I’m still struggling with “World Enough and Time.” It’s pretty much settled in my mind at this point that Mark knows what he’s doing. That is, he actually builds, not a time machine, but a device to move between realities, parallel universes. Conveniently for him, Kathleen is not terribly interested in Quantum Mechanics, and doesn’t know the difference. So far so good. Here’s the rub. Kathleen is the first person narrator. Not only does she not understand Mark’s work, she doesn’t understand his motivation for that work. Not understanding his motivation, she can’t convey it to the reader, not directly at any rate. And, without understanding Mark’s motivation, the reader only gets half of the story.
The obvious solution is to recast the story in third person narrative. The problem with that is grammar, even language itself on the most fundamental level. There’s a scene in which Kathleen, the Cat who is narrating the story has a mind meld with the Kathleen in a parallel reality. The grammar gets extremely tricky for a few lines, but between first and third person, it remains possible to tell who’s who. If the story were written in third person, this passage would be unintelligible. So, the narrative has to stay in first person; which brings me back to the problem of Mark’s POV. The circumstances in which the characters find themselves do not allow for him to write her a thirty page letter explaining everything, a handy if sometimes slightly forced device. There is a point at which he could make a speech, a point at which her sudden understanding of what has been going on is handy for the plot development but stands, just now, totally unsupported by any kind of previously laid information or clues.

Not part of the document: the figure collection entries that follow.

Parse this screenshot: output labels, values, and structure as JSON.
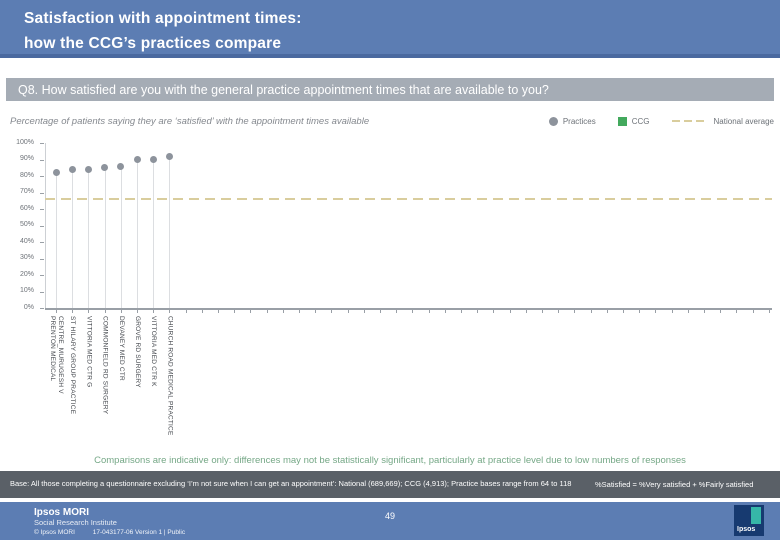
{
  "header": {
    "title_line1": "Satisfaction with appointment times:",
    "title_line2": "how the CCG’s practices compare"
  },
  "question": {
    "text": "Q8. How satisfied are you with the general practice appointment times that are available to you?"
  },
  "subtitle": "Percentage of patients saying they are ‘satisfied’ with the appointment times available",
  "legend": [
    {
      "label": "Practices",
      "swatch": "circle-icon",
      "color": "#8d939c"
    },
    {
      "label": "CCG",
      "swatch": "square-icon",
      "color": "#43a95d"
    },
    {
      "label": "National average",
      "swatch": "dashed-line-icon",
      "color": "#d9cd9d"
    }
  ],
  "chart_data": {
    "type": "scatter",
    "title": "Percentage of patients saying they are ‘satisfied’ with the appointment times available",
    "xlabel": "",
    "ylabel": "",
    "ylim": [
      0,
      100
    ],
    "grid": false,
    "legend_position": "top-right",
    "categories": [
      "PRENTON MEDICAL\nCENTRE_MURUGESH V",
      "ST HILARY GROUP PRACTICE",
      "VITTORIA MED CTR G",
      "COMMONFIELD RD SURGERY",
      "DEVANEY MED CTR",
      "GROVE RD SURGERY",
      "VITTORIA MED CTR K",
      "CHURCH ROAD MEDICAL PRACTICE"
    ],
    "series": [
      {
        "name": "Practices",
        "values": [
          82,
          84,
          84,
          85,
          86,
          90,
          90,
          92
        ]
      }
    ],
    "national_average": 66,
    "y_ticks": [
      {
        "value": 100,
        "label": "100%"
      },
      {
        "value": 90,
        "label": "90%"
      },
      {
        "value": 80,
        "label": "80%"
      },
      {
        "value": 70,
        "label": "70%"
      },
      {
        "value": 60,
        "label": "60%"
      },
      {
        "value": 50,
        "label": "50%"
      },
      {
        "value": 40,
        "label": "40%"
      },
      {
        "value": 30,
        "label": "30%"
      },
      {
        "value": 20,
        "label": "20%"
      },
      {
        "value": 10,
        "label": "10%"
      },
      {
        "value": 0,
        "label": "0%"
      }
    ],
    "n_x_slots": 45,
    "point_color": "#8d939c",
    "avg_line_color": "#d9cd9d"
  },
  "note": "Comparisons are indicative only: differences may not be statistically significant, particularly at practice level due to low numbers of responses",
  "base_bar": {
    "left": "Base: All those completing a questionnaire excluding ‘I’m not sure when I can get an appointment’: National (689,669); CCG (4,913); Practice bases range from 64 to 118",
    "right": "%Satisfied = %Very satisfied + %Fairly satisfied"
  },
  "footer": {
    "brand_line1": "Ipsos MORI",
    "brand_line2": "Social Research Institute",
    "copyright": "© Ipsos MORI",
    "doc_ref": "17-043177-06 Version 1 | Public",
    "page_number": "49",
    "logo_text": "Ipsos"
  },
  "colors": {
    "header_blue": "#5c7db3",
    "question_bar_gray": "#a5acb5",
    "base_bar_gray": "#5a6067",
    "note_green": "#76a887",
    "practices_gray": "#8d939c",
    "ccg_green": "#43a95d",
    "national_average_tan": "#d9cd9d"
  }
}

Hmmm... That might work, though a speech, like a letter, has to be handled carefully to prevent its seeming forced. Also, there is the danger of its becoming something of an infodump. I guess the thing to do is to have a speech to pull everything together and spell it out for Cat while placing clues throughout the rest of the story, things that she reports without understanding their significance. Yes, that might work.
Again, writing out my ideas and difficulties has helped me work through them. Or, at least, it has helped me realize that the problem may not be insoluble.